B. REMEDIES. Customer’s exclusive remedy for breach of warranty is to return the products for refund of the purchase price or replacement of the non-conforming products. Company has the exclusive right to select the remedy. Company expressly excludes liability for incidental, consequential, exemplary, punitive and other damages.
C. PAYMENT REQUIRED. Company’s warranties are effective only if Company has received payment in full for the products.
D. MANUFACTURER’S WARRANTY. The manufacturer of the products may provide its own warranty. Company does not represent or warrant the existence or scope of any manufacturer’s warranty.
11. TERMINATION: Any Commodities Sale Contract shall terminate on the earlier of the termination date specified in such contract or when total tonnage has been shipped. Any undelivered monthly portion of such contract must be arranged for delivery before the last day of each month. Customer, at the option of Company, will either forfeit the undelivered quantity or Customer will be charged the difference between current market and contract price of any remaining product.
12. GUARANTEE: If a guarantee is required by the Company on any Commodities Sale Contract, the Personal Guarantee in the form shown on Company’s website [www.heiskell.com] shall be deemed to have been executed by Customer.

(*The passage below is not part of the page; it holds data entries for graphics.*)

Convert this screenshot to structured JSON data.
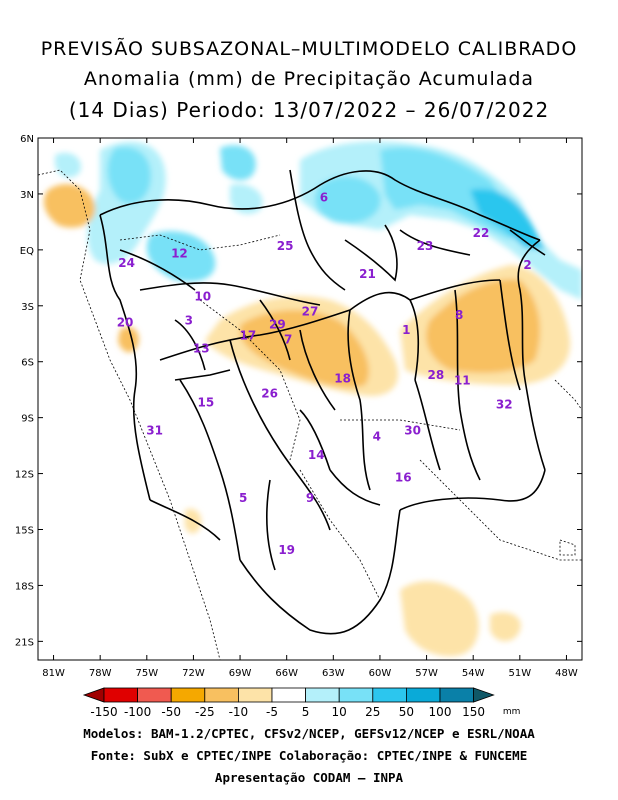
{
  "header": {
    "line1": "PREVISÃO SUBSAZONAL–MULTIMODELO CALIBRADO",
    "line2": "Anomalia (mm) de Precipitação Acumulada",
    "line3": "(14 Dias) Periodo: 13/07/2022 – 26/07/2022"
  },
  "map": {
    "lat_labels": [
      "6N",
      "3N",
      "EQ",
      "3S",
      "6S",
      "9S",
      "12S",
      "15S",
      "18S",
      "21S"
    ],
    "lon_labels": [
      "81W",
      "78W",
      "75W",
      "72W",
      "69W",
      "66W",
      "63W",
      "60W",
      "57W",
      "54W",
      "51W",
      "48W"
    ],
    "basin_labels": [
      {
        "id": "1",
        "lon": -58.3,
        "lat": -4.3
      },
      {
        "id": "2",
        "lon": -50.5,
        "lat": -0.8
      },
      {
        "id": "3",
        "lon": -72.3,
        "lat": -3.8
      },
      {
        "id": "4",
        "lon": -60.2,
        "lat": -10.0
      },
      {
        "id": "5",
        "lon": -68.8,
        "lat": -13.3
      },
      {
        "id": "6",
        "lon": -63.6,
        "lat": 2.8
      },
      {
        "id": "7",
        "lon": -65.9,
        "lat": -4.8
      },
      {
        "id": "8",
        "lon": -54.9,
        "lat": -3.5
      },
      {
        "id": "9",
        "lon": -64.5,
        "lat": -13.3
      },
      {
        "id": "10",
        "lon": -71.4,
        "lat": -2.5
      },
      {
        "id": "11",
        "lon": -54.7,
        "lat": -7.0
      },
      {
        "id": "12",
        "lon": -72.9,
        "lat": -0.2
      },
      {
        "id": "13",
        "lon": -71.5,
        "lat": -5.3
      },
      {
        "id": "14",
        "lon": -64.1,
        "lat": -11.0
      },
      {
        "id": "15",
        "lon": -71.2,
        "lat": -8.2
      },
      {
        "id": "16",
        "lon": -58.5,
        "lat": -12.2
      },
      {
        "id": "17",
        "lon": -68.5,
        "lat": -4.6
      },
      {
        "id": "18",
        "lon": -62.4,
        "lat": -6.9
      },
      {
        "id": "19",
        "lon": -66.0,
        "lat": -16.1
      },
      {
        "id": "20",
        "lon": -76.4,
        "lat": -3.9
      },
      {
        "id": "21",
        "lon": -60.8,
        "lat": -1.3
      },
      {
        "id": "22",
        "lon": -53.5,
        "lat": 0.9
      },
      {
        "id": "23",
        "lon": -57.1,
        "lat": 0.2
      },
      {
        "id": "24",
        "lon": -76.3,
        "lat": -0.7
      },
      {
        "id": "25",
        "lon": -66.1,
        "lat": 0.2
      },
      {
        "id": "26",
        "lon": -67.1,
        "lat": -7.7
      },
      {
        "id": "27",
        "lon": -64.5,
        "lat": -3.3
      },
      {
        "id": "28",
        "lon": -56.4,
        "lat": -6.7
      },
      {
        "id": "29",
        "lon": -66.6,
        "lat": -4.0
      },
      {
        "id": "30",
        "lon": -57.9,
        "lat": -9.7
      },
      {
        "id": "31",
        "lon": -74.5,
        "lat": -9.7
      },
      {
        "id": "32",
        "lon": -52.0,
        "lat": -8.3
      }
    ],
    "anomaly_areas": [
      {
        "sign": "positive",
        "level": 10,
        "region": "northern Amazon / Guiana highlands",
        "lon": -62,
        "lat": 3
      },
      {
        "sign": "positive",
        "level": 25,
        "region": "northeastern coast",
        "lon": -55,
        "lat": 3
      },
      {
        "sign": "positive",
        "level": 25,
        "region": "northwestern Amazon",
        "lon": -75,
        "lat": 4
      },
      {
        "sign": "negative",
        "level": -25,
        "region": "central Amazon",
        "lon": -65,
        "lat": -5
      },
      {
        "sign": "negative",
        "level": -25,
        "region": "eastern Amazon",
        "lon": -55,
        "lat": -5
      },
      {
        "sign": "negative",
        "level": -10,
        "region": "southeast",
        "lon": -57,
        "lat": -19
      }
    ],
    "colors": {
      "neg_150": "#a00000",
      "neg_100": "#e00000",
      "neg_50": "#f05a50",
      "neg_25": "#f5a800",
      "neg_10": "#f8c060",
      "neg_5": "#fde3a8",
      "neutral": "#ffffff",
      "pos_5": "#b4f0fa",
      "pos_10": "#78e1f7",
      "pos_25": "#2cc6ee",
      "pos_50": "#0aaad8",
      "pos_100": "#0a80a8",
      "pos_150": "#105868"
    }
  },
  "legend": {
    "ticks": [
      "-150",
      "-100",
      "-50",
      "-25",
      "-10",
      "-5",
      "5",
      "10",
      "25",
      "50",
      "100",
      "150"
    ],
    "unit": "mm"
  },
  "footer": {
    "line1": "Modelos: BAM-1.2/CPTEC, CFSv2/NCEP, GEFSv12/NCEP e ESRL/NOAA",
    "line2": "Fonte: SubX e CPTEC/INPE     Colaboração: CPTEC/INPE & FUNCEME",
    "line3": "Apresentação CODAM – INPA"
  }
}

Company may require Customer to execute and deliver a Personal Guarantee.
SPECIAL STATE NOTICES:
Texas: The following notice is required by Chapter 188 of the Texas Agriculture Code: The sale of animal feed on credit is subject to Chapter 188, Agriculture Code. Failure to pay the agreed or reasonable charges for the feed may result in the attachment of a lien to the proceeds of the livestock for which the feed is used or the proceeds of the animal products produced from the livestock.